A esta cita bohemia  de gran cordialidad no faltaba Gustavo Niazoa, el popular Chingolo, con su cuatro debajo del brazo; Braulio Pérez Balza, que era un artista desentrañando canciones del indio Araucano y  Evelio Román, mejor conocido como “Gentile”, que rebasaba la sala afinando su requinto, era embajador sin credencial del botiquín de “Ruñido”  en  Las Mercedes. A veces se aparecía Edgar Macero, conocido como “Tragedia”, quien contaba  sobre sus noches de goce sibarita en el desparecido lenocinio “La Cita”, cuando aquel flaco era un joven, bohemio y enamorado.

Es bueno  decir que  mi  amigo JM Morgado vive todavía por obra de  Dios, los años, le volvieron los pasos lentos  como andar de carreta, sin embargo su hijo Miguel Morgado quedó como siguiendo su legado tipográfico. En días recientes  a Miguel le dispense una visita en  lo que sería al presente el sitial nuevo de la Tipografía JM. Debo agregar que este joven está familiarizado con el teclado y fue trompetista de  grandes orquestas capitalinas, entre ellas Los Melódicos, además de ser un exquisito compositor de música popular y un gran amigo nuestro que incursiona como su padre en la poesía.

Cualquier persona, no importaba su posición en la colectividad podía militar en esta conocida peña, la  condición imperativa -decía su creador- es que ostentara este par de vocablos: “sensibilidad y sentimiento”. Aquí en esta peña llegaban gentes de cualquiera ponderación política. A nadie se le pedía carnet de partido. Era como “La Viña del Señor”, donde cabían todos. Se escuchaban recitar poemas de diversos autores,  tanto de Andrés Eloy Blanco, como del cubano Nicolás Guillen o de Aquiles Nazoa y Pablo Neruda.

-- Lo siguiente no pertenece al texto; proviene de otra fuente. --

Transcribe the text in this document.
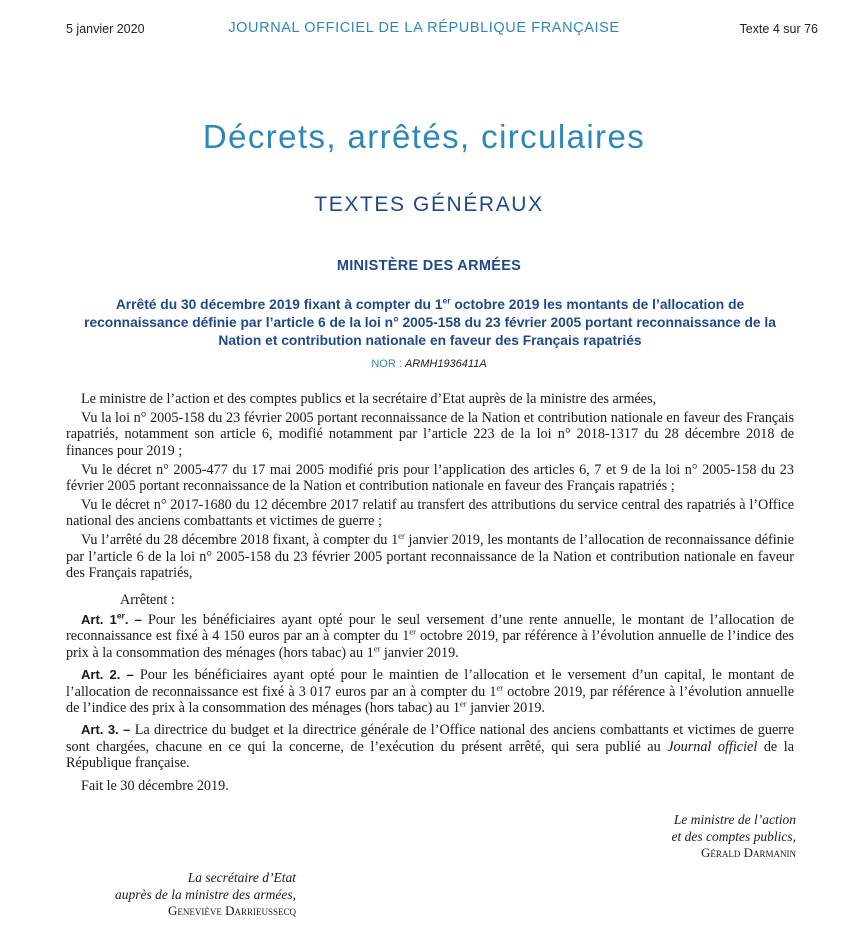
5 janvier 2020	JOURNAL OFFICIEL DE LA RÉPUBLIQUE FRANÇAISE	Texte 4 sur 76
Décrets, arrêtés, circulaires
TEXTES GÉNÉRAUX
MINISTÈRE DES ARMÉES
Arrêté du 30 décembre 2019 fixant à compter du 1er octobre 2019 les montants de l’allocation de reconnaissance définie par l’article 6 de la loi n° 2005-158 du 23 février 2005 portant reconnaissance de la Nation et contribution nationale en faveur des Français rapatriés
NOR : ARMH1936411A

Le ministre de l’action et des comptes publics et la secrétaire d’Etat auprès de la ministre des armées,

Vu la loi n° 2005-158 du 23 février 2005 portant reconnaissance de la Nation et contribution nationale en faveur des Français rapatriés, notamment son article 6, modifié notamment par l’article 223 de la loi n° 2018-1317 du 28 décembre 2018 de finances pour 2019 ;

Vu le décret n° 2005-477 du 17 mai 2005 modifié pris pour l’application des articles 6, 7 et 9 de la loi n° 2005-158 du 23 février 2005 portant reconnaissance de la Nation et contribution nationale en faveur des Français rapatriés ;

Vu le décret n° 2017-1680 du 12 décembre 2017 relatif au transfert des attributions du service central des rapatriés à l’Office national des anciens combattants et victimes de guerre ;

Vu l’arrêté du 28 décembre 2018 fixant, à compter du 1er janvier 2019, les montants de l’allocation de reconnaissance définie par l’article 6 de la loi n° 2005-158 du 23 février 2005 portant reconnaissance de la Nation et contribution nationale en faveur des Français rapatriés,

Arrêtent :

Art. 1er. – Pour les bénéficiaires ayant opté pour le seul versement d’une rente annuelle, le montant de l’allocation de reconnaissance est fixé à 4 150 euros par an à compter du 1er octobre 2019, par référence à l’évolution annuelle de l’indice des prix à la consommation des ménages (hors tabac) au 1er janvier 2019.

Art. 2. – Pour les bénéficiaires ayant opté pour le maintien de l’allocation et le versement d’un capital, le montant de l’allocation de reconnaissance est fixé à 3 017 euros par an à compter du 1er octobre 2019, par référence à l’évolution annuelle de l’indice des prix à la consommation des ménages (hors tabac) au 1er janvier 2019.

Art. 3. – La directrice du budget et la directrice générale de l’Office national des anciens combattants et victimes de guerre sont chargées, chacune en ce qui la concerne, de l’exécution du présent arrêté, qui sera publié au Journal officiel de la République française.

Fait le 30 décembre 2019.

Le ministre de l’action
et des comptes publics,
Gérald Darmanin
La secrétaire d’Etat
auprès de la ministre des armées,
Geneviève Darrieussecq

Cuento a manera de anécdota que cierto día acudió a buscar fichaje a la peña un personaje vestido de ropa limpia y camisa por fuera, y prontamente se retiró  dejando esta frase a los allí reunidos: “Yo con la poesía  me aburro”. A  nuestro JM se le agotó la sencillez agarró bolígrafo y papel y lo despidió de una manera simpática: - Amigo, dices que con la poesía me aburro…“Recuerdos de Gallegos se me cuela/cuando dice la dulce Marisela/que la miel no está hecha pa` los burros”.   El amigo se presentaba siempre como un fantasma, aparecía y desaparecía. Apacibles creaciones poéticas de JM y de diversidad de poetas y escritores se escuchaban durante el intermedio en la voz de retumbo de Teobaldo Parra. Allí mientras se grababa en un aparato reproductor, la música era silencio como un conejillo dormido.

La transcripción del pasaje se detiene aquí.